Comment es-tu venu à la photographie de montagne ?

J’habitais Londres. Toute ma famille et mes amis ne connaissaient pas la montagne et n’avaient aucune idée de ce que j’y faisais. C’était donc un moyen de ramener quelque chose pour leur faire voir ce que je vivais. Ils comprenaient mieux et pouvaient enfin visualiser car c’était impossible de leur dire avec des mots ce que je pouvais leur dire par une photo. C’est comme ça que j’ai commencé, ce n’était pas du tout professionnel. Pour moi, 50% du plaisir d’être en montagne, c’est de prendre des photos. Je suis d’ailleurs sorti en montagne une seule fois sans appareil photo lorsque je suis allé faire l’intégrale de Peuterey à la journée. J’étais épuisé et je l’avais oublié. L’appareil photo est plus important que mon baudrier ! La photographie n’est pas un boulot super difficile... la seule chose est qu’il faut se trouver une spécialité du fait qu’il n’y a pas trop de clients ni trop d’argent là-dedans.

Avec quel matériel photo travailles-tu ?

J’ai un 5D Mark III Canon et un Olympus E-M5 que j’utilise de temps en temps. Mais 85% de mes courses et même plus, j’utilise le Canon même quand je fais des choses « light and fast ».

Tes premières photos quand tu es arrivé à Chamonix avaient déjà comme sujet la haute montagne ?

Oui, il y a toujours eu de la haute montagne. En fait, j’ai commencé l’escalade en haute montagne et non pas en falaise comme beaucoup de personnes. Je n’ai pas commencé par du haut niveau, je faisais des 4000m en Suisse par les voies normales. Pour moi ça, c’était l’aventure alors que la falaise ça ne me disait pas trop. Ensuite j’ai progressé. J’étais toujours en haute montagne et mon appareil me suivait.

Ce n’est pas trop difficile de grimper et faire des photos en même temps ?

Je prends facilement plus de cinq cents photos dans une voie. C’est hyper important pour moi de prendre des photos en montagne. Quand je grimpe, je cherche devant moi l’endroit où je vais me placer pour faire la prochaine photo, c’est déjà calé dans mon cerveau. Ce n’est pas du tout comme si à un certain moment je me dis qu’il faut que je prenne une photo, c’est différent. Chaque fois que je fais 100 ou 200m je sais exactement où sera prise la prochaine photo. C’est un peu comme quand tu fais une longueur et que tu te dis qu’à tel endroit tu vas faire un relais ; moi je monte et je me dis que là, je vais prendre une photo. Parfois la journée d’avant j’ai déjà tout calculé dans ma tête, voire même une semaine ou un mois avant pour certaines voies. La seule chose est qu’il faut sortir l’appareil photo !
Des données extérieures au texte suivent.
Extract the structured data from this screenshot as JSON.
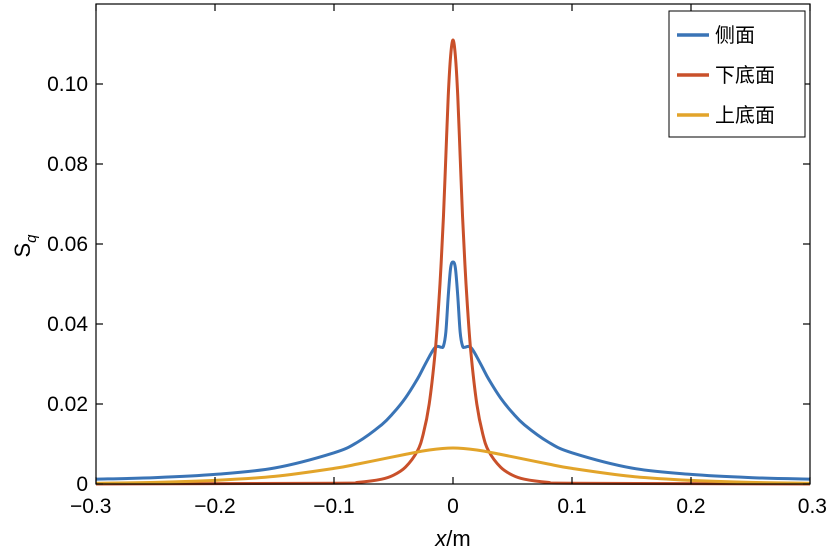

Comment ça se passe concrètement dans la cordée ?

Si je vois l’endroit devant où je vais faire ma photo, je fonce pendant trente secondes en corde tendue, je sors l’appareil très vite et je fais ma photo. Les meilleurs photographes sont ceux qui reviennent avec cinq cents photos, et avec un partenaire qui ne s’est même pas aperçu qu’il avait sorti l’appareil. Il faut donc vraiment regarder, être en forme et être rapide. C’est très rare quand je demande à un partenaire de s’arrêter, il faut vraiment que ça soit une photo exceptionnelle. D’ailleurs je ne demande jamais d’arrêter pendant cinq minutes... c’est vingt secondes maximum et dans ce cas il sait que ça vaut vraiment le coup pour la photo. Il n’y a donc jamais de problème dans ce cas.

Le Canon 5D n’est pas spécialement petit, ce n’est pas trop gênant de l’emmener en paroi ?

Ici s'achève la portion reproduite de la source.